Indian Embassy In China Making Efforts To Bring Back Body Of Mumbai Woman

Dentist Puneet Mehra, 35, a doctor from Mumbai, has sought help from the Indian government to get his mother's body back from China.

Indian Embassy In China Making Efforts To Bring Back Body Of Mumbai Woman

63-year-old Rita Mehra from Australia, died on the flight due to a heart attack.

New Delhi:

The Indian Embassy in China is making all efforts to bring back the body of a Mumbai-based woman, who died of a heart attack on board an Air China flight from Melbourne, that is stuck in the morgue of a hospital in Zhengzhou due to transport restrictions in that country in the wake of the coronavirus epidemic.

Dentist Puneet Mehra, 35, a doctor from Mumbai, has sought help from the Indian government to get his mother's body back from China.
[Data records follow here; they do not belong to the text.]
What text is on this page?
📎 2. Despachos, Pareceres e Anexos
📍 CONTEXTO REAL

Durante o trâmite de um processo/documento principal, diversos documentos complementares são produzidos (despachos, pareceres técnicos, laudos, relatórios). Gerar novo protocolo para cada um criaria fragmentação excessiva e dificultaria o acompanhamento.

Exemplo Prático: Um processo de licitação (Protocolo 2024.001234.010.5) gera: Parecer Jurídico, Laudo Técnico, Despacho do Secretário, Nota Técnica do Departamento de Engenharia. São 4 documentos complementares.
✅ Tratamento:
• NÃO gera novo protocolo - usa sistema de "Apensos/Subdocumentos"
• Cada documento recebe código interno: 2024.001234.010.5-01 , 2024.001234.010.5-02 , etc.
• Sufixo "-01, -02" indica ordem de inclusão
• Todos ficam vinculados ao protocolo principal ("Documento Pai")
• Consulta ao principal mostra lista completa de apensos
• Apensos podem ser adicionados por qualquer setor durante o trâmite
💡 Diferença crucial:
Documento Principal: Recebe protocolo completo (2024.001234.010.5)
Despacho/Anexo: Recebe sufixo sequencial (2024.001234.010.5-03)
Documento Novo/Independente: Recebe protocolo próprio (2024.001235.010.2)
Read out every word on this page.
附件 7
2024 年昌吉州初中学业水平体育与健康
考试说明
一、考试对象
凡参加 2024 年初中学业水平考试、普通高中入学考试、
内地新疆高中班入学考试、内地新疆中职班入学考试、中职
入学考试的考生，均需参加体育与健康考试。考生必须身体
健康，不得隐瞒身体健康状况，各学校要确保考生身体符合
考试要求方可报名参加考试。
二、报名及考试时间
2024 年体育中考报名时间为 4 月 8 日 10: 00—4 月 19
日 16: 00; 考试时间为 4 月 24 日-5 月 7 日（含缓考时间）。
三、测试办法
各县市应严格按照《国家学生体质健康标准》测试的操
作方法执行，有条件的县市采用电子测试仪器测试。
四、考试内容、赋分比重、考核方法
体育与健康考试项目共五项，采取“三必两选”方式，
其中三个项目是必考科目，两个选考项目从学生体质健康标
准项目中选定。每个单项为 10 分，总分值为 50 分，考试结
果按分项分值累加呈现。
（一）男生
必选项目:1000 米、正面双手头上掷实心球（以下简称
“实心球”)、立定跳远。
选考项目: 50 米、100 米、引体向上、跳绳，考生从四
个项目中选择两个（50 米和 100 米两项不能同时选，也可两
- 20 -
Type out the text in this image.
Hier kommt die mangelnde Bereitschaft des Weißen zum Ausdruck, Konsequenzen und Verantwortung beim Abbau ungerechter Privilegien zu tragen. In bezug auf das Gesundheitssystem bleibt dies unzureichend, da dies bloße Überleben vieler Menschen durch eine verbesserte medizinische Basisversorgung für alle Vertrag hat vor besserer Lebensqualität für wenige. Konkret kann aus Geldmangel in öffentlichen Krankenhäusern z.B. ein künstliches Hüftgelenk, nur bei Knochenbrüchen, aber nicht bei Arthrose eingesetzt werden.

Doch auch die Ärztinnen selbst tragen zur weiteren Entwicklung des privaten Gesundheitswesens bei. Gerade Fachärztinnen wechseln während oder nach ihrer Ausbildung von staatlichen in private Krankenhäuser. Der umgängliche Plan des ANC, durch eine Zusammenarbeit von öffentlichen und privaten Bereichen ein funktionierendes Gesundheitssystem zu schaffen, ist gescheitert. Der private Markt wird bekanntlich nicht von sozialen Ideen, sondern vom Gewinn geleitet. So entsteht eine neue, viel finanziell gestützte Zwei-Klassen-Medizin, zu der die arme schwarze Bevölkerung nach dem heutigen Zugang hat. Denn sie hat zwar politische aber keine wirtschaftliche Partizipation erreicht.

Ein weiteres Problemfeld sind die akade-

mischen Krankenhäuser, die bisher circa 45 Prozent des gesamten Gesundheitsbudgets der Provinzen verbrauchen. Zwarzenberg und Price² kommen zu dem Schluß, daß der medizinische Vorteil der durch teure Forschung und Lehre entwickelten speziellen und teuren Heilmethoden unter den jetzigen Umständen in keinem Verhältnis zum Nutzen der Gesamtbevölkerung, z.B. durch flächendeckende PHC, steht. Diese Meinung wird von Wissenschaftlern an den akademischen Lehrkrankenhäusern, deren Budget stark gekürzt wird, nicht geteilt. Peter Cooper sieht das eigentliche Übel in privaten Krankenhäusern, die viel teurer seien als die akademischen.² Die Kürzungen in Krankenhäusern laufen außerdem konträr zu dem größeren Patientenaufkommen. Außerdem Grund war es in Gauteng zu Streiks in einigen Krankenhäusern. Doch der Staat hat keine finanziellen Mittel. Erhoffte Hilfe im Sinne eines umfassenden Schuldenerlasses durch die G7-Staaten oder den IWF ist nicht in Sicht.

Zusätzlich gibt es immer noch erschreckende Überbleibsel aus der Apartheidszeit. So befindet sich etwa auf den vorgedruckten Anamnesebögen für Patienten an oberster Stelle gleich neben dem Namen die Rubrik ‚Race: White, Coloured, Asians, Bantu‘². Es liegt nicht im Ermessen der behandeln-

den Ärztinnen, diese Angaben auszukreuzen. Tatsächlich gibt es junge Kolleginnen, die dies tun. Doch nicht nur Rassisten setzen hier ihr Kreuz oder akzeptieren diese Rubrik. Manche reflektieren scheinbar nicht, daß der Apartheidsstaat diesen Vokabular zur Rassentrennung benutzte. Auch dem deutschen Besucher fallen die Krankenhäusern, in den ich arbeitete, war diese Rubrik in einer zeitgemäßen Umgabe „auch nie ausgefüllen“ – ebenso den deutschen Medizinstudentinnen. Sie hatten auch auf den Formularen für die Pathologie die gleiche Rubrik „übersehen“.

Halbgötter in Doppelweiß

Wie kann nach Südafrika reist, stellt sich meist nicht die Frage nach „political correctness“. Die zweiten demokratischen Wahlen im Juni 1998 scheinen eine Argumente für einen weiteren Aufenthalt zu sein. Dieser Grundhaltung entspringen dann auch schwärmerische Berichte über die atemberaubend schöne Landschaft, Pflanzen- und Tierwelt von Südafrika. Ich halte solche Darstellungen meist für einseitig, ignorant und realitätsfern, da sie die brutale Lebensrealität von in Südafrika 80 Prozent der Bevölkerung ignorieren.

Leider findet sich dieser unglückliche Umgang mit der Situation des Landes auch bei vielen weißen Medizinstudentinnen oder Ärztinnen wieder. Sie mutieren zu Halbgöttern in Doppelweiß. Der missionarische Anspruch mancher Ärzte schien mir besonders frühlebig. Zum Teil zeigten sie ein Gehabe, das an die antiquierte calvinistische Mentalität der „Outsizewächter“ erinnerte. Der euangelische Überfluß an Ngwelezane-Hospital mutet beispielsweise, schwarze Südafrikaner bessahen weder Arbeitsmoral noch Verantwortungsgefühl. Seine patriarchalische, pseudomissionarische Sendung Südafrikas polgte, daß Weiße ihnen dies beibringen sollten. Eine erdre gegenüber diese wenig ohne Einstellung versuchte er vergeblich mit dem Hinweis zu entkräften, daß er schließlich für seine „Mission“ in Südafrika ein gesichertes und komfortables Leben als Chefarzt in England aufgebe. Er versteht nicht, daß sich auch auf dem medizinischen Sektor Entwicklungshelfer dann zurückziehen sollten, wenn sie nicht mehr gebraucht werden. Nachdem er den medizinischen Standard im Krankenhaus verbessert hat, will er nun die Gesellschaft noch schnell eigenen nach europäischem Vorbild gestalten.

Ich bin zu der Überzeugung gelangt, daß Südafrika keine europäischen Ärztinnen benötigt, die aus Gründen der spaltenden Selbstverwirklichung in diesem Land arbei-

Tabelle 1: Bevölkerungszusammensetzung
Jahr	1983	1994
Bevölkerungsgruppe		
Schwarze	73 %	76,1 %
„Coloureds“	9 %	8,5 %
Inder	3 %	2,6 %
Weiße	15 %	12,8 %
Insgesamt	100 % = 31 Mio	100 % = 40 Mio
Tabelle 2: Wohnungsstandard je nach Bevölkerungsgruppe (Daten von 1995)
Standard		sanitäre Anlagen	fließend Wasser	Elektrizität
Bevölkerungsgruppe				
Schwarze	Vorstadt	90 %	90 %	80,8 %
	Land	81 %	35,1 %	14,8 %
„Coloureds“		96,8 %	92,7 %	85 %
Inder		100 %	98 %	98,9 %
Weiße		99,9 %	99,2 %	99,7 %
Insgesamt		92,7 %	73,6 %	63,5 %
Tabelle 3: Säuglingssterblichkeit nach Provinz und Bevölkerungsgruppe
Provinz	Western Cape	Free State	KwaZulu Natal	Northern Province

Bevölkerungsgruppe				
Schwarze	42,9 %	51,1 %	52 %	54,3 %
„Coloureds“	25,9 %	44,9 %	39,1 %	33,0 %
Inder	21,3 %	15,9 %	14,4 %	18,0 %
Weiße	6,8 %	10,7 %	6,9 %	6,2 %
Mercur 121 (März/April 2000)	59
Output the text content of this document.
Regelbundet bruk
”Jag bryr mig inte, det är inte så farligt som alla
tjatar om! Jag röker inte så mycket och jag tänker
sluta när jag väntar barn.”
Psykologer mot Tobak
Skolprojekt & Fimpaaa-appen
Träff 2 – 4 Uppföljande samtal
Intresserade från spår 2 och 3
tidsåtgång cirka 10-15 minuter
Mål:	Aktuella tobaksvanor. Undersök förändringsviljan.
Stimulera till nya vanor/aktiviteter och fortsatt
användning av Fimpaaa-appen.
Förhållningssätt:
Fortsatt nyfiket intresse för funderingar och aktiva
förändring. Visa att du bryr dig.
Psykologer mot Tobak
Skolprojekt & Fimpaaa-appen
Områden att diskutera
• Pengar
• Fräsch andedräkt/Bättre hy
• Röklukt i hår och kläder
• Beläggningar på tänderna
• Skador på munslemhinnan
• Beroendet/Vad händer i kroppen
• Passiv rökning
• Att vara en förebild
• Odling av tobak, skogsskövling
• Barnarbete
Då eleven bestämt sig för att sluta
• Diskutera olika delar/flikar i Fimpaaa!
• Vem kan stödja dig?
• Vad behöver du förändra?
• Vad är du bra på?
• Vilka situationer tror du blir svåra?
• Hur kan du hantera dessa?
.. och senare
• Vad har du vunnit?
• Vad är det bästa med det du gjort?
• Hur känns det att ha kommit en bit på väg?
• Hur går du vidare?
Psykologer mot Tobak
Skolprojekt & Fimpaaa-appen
The body has been kept at the morgue of a hospital in Zhengzhou, Henan Province, since January 24, when Rita Rajinder Mehra died.

The body needs embalming and there are three designated centres for it in China -- Beijing, Shanghai and Guangzhou -- and there are inter-provincial traffic restrictions, especially for foreigners, sources said.

After the Indian Embassy intervened, Henan province authorities have issued a death certificate, they said.

All efforts are being made by the Indian mission to bring back the body of the woman, sources said.

Bodies of 20 other foreign nationals are stuck in China due to the restrictions in place in the wake of the coronavirus outbreak.

Mr Mehra had told PTI that the Embassy of India at Beijing informed him on Monday that the transportation of his mother's body has got delayed in view of the restrictions on movement of people and vehicles in China after the coronavirus outbreak.

According to the doctor, he and his mother were travelling from Melbourne to Mumbai via Beijing on Air China flight.

After about nine hours of the flight takeoff, his mother went to the lavatory. But, as she failed to return to her seat, Mr Mehra alerted the crew.

The lavatory door was later opened and Mr Mehra's mother was found in an unconscious state, he said.

A doctor and a nurse, who were among the passengers, and the crew tried cardiopulmonary resuscitation and later the plane made an emergency landing at Zhengzhou airport, but the woman died by then.